11 May NVIDIA GPU Cloud: It’s Not What You May Think It Is

NVIDIA made a slew of important announcements at its annual GPU conference today, including new hardware, new software and a new design win (Toyota) for self-driving cars. I will cover these announcements in a separate article. But one announcement in particular has created some confusion that I’d like to help clear up, and that’s the “NVIDIA GPU Cloud”. While the name is intuitive to some, it could lead one to believe that NVIDIA is entering the Cloud Infrastructure-as-a-Service business with its GPUs, directly competing with NVIDIA’s customers such as Amazon Web Services, Microsoft Azure and Google Cloud Engine. Nothing could be further from the company’s intent.

NVIDIA “GPU Cloud” is really a development portal for building state of the art machine learning application, and then running them on your own hardware, Amazon Web Services or Microsoft Azure. (Source: NVIDIA)

What is the NVIDIA GPU Cloud?

Provisioning the hardware and software needed to develop and deploy machine learning neural networks and applications can be an arduous task, requiring hundreds of pages of arcane documentation. Data scientists need to focus their time and effort on machine learning, not software and hardware installation, configuration, optimization, deployment, version reconciliation and systems admin. That’s the challenge NVIDIA software architect Phil Rogers set out to address with this offering. During CEO Jensen Huang’s keynote address, Rogers demonstrated a simple but powerful interface to an audience of over 8,000. He used drop down menus to select the desired framework (TensorFlow, Caffe2, Theano, MXNet, Microsoft Cognitive Toolkit, PyTorch, etc.); specify the version of the framework and libraries you want; and then specify the type and number of GPU instances you want to provision. The hardware, initially, will be your own on-prem hardware, hardware in the Amazon AWS or Microsoft Azure cloud infrastructure (the little “CSP’s” cloud in the illustration) or NVIDIA’s Saturn V supercomputer. The latter is intended only for select, approved researchers requiring the scope of the Saturn V, the 28th fastest and the most power-efficient supercomputer in the world. Since none of the cloud partners has such a massive supercomputer, this in no way competes with them. In fact, the primary use case for Saturn V through this facility will be for NVIDIA engineers and scientists for internal development and research.

This initiative, which probably could have been better named something like the “NVIDIA Deep Learning Portal”, will actually set NVIDIA up as a channel and demand aggregator for these partners’ cloud services, not compete with them. The tool will provision the latest tested versions of AI software stack and development frameworks and then will deploy these software containers on hardware infrastructure provided by the NVIDIA’s partners, initially on Amazon Web Services and the Microsoft Azure Cloud.

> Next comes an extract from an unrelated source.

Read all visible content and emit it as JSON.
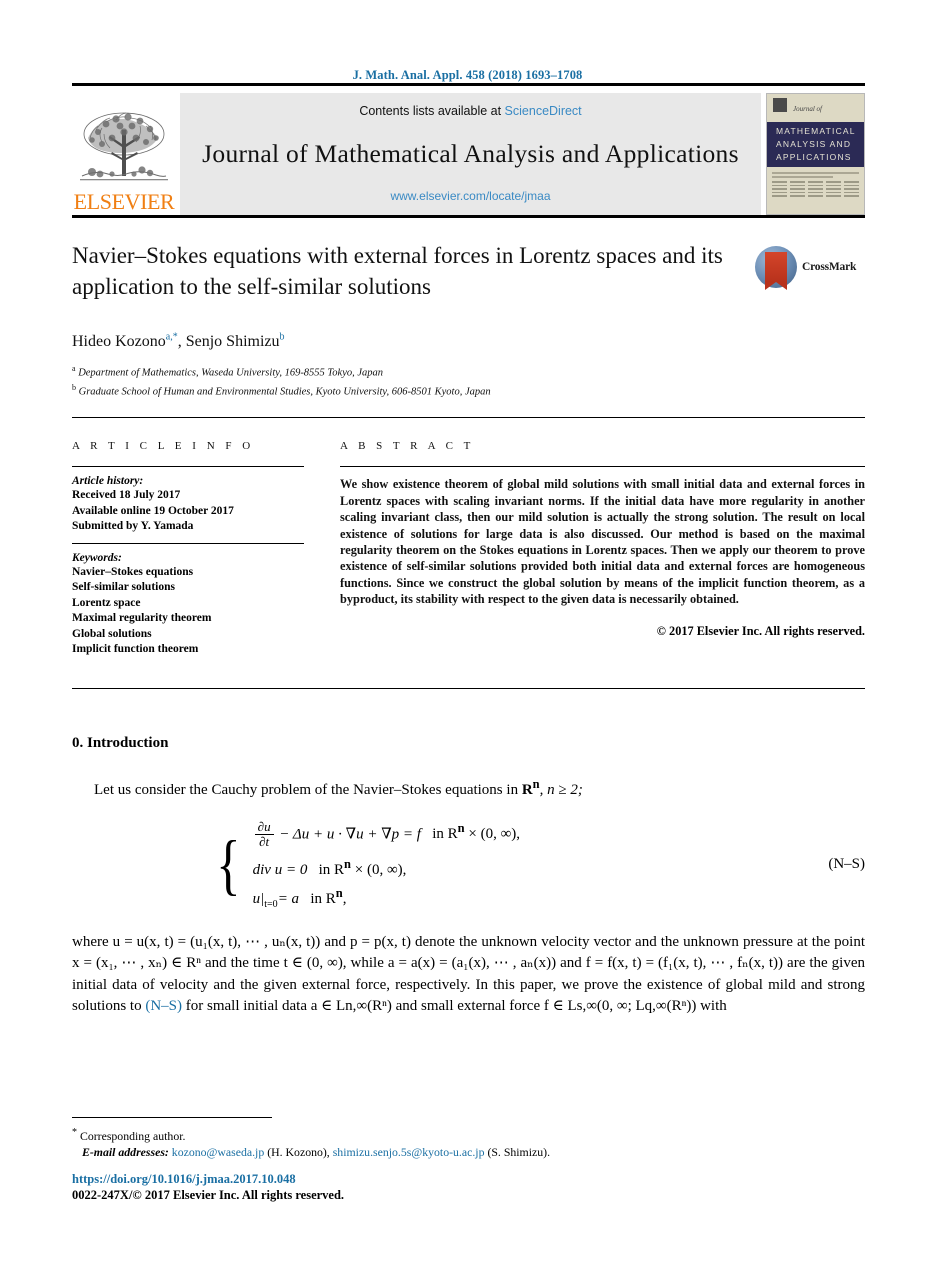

Through this new program, NVIDIA will basically manage a cloud registry and repository of the latest 3 versions of tested applications, optimized libraries and frameworks, which are continually evolving through the open source community. In fact, NVIDIA regularly optimizes these frameworks and then offers these improvements back to the open source community for inclusion upstream. The software is put in an NVDocker container, which is then deployed on the user’s hardware of choice. Think of this as the next generation of CUDA and CuDNN, now expanded to the complete set of Machine Learning software and integrated with container provisioning.

I hope this helps clear up some of the confusion and misunderstandings I have seen on TV and in the media. This program was extremely well received by NVIDIA customers at the event. I should point out that both Amazon AWS and Microsoft Azure executives committed on stage with Jensen Huang that they will offer the new NVIDIA Volta GPUs on their cloud properties in the near future. They certainly aren’t confused.